The False Self

In the cases on which my work is based there has been what I call a true self hidden, protected by a false self. This false self is no doubt an aspect of the true self. It hides and protects it, and it reacts to the adaptation failures and develops a pattern corresponding to the pattern of environmental failure. In this way the true self is not involved in the reacting, and so preserves a continuity of being. However, this hidden true self suffers an impoverishment that derives from lack of experience.”

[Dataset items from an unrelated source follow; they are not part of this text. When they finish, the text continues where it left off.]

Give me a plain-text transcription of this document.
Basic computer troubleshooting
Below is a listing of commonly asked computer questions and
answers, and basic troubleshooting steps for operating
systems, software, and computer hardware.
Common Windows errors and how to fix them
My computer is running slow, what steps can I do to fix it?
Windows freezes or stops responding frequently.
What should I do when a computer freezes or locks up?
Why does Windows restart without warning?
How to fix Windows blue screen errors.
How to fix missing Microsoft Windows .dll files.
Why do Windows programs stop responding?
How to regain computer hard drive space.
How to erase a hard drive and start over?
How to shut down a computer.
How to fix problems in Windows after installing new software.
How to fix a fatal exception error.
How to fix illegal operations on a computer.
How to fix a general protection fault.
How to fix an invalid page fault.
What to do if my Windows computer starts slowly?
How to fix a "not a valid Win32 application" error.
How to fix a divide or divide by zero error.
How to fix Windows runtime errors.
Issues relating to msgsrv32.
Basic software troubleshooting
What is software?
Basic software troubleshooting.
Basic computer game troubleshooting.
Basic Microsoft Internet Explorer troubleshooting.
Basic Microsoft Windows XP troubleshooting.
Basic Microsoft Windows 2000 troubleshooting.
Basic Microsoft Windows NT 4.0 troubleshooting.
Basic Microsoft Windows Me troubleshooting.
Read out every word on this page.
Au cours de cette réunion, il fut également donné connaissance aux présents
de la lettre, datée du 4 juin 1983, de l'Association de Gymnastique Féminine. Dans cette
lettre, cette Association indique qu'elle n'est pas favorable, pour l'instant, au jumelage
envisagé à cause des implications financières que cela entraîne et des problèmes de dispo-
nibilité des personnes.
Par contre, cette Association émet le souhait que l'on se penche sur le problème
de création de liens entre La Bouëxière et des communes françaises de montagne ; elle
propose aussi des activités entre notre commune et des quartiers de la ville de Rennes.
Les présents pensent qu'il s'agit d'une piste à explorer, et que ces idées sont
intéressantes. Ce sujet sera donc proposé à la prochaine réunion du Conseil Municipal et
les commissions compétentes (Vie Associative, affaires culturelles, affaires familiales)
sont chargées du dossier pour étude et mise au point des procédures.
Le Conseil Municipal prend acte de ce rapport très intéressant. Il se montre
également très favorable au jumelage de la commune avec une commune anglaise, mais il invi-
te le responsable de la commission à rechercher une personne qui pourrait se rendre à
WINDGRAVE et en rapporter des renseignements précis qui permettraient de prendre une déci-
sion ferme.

Donald Woods Winnicott, (from “Clinical Varieties of Transference,” 1955-56)

“…Even so, the woman persisted in my mind, manifesting in an increasingly fanciful manner, which, while being almost wholly of my invention, was as enticing as it was disconcerting…

So it was to be on the subsequent Tuesday that I disguised myself accordingly, giving a fair amount of consideration towards the persona which might best suit the ineffable Mrs. Keller. I settled on Stephan Peterson, an unattached middle-aged bibliophile with a kind-natured, if not somewhat effeminate, disposition; a myopic, bespectacled character, attired in well-worn tweed, who had the habit of nervously running a hand across his unkempt hair while tugging absently at his blue ascot.

“Begging your pardon, Miss,” I said, squinting at my reflection in the mirror, assuming what I believed would be my persona’s polite and shy first words to Mrs. Keller. “I’m sorry, Miss – begging your pardon -”

Adjusting the ascot, I realised that his predisposition for flora was to rival her love of all things which bloomed. Tousling my hair, I was positive that his fascination for romance literature was unsurpassed. He was, after all, an avid reader, preferring the detached solace of a book above most human interaction. Yet at his core he was a lonely man, existing as someone who, as he had grown older, had begun to contemplate the value of steady companionship. To this end, he studied the subtle art of palmistry, more as a way to make contact with others than as a means for divulging future events; if the correct palm were to rest briefly within his hand, he imagined that the fleeting warmth of it could sustain him in the months thereafter.

And now it is here that I cannot envision myself concealed behind my own creation – rather, when recalling the moments of that afternoon, I am removed from the proceedings altogether. Instead, it was Stefan Peterson walking into the declining light of day, his head lowered and his shoulders drawn toward his chest…

Yet he was resolute upon his mission, bringing himself to Portman’s prior to Mrs. Keller’s arrival…”

From: A Slight Trick of the Mind (2014), by Mitch Cullin.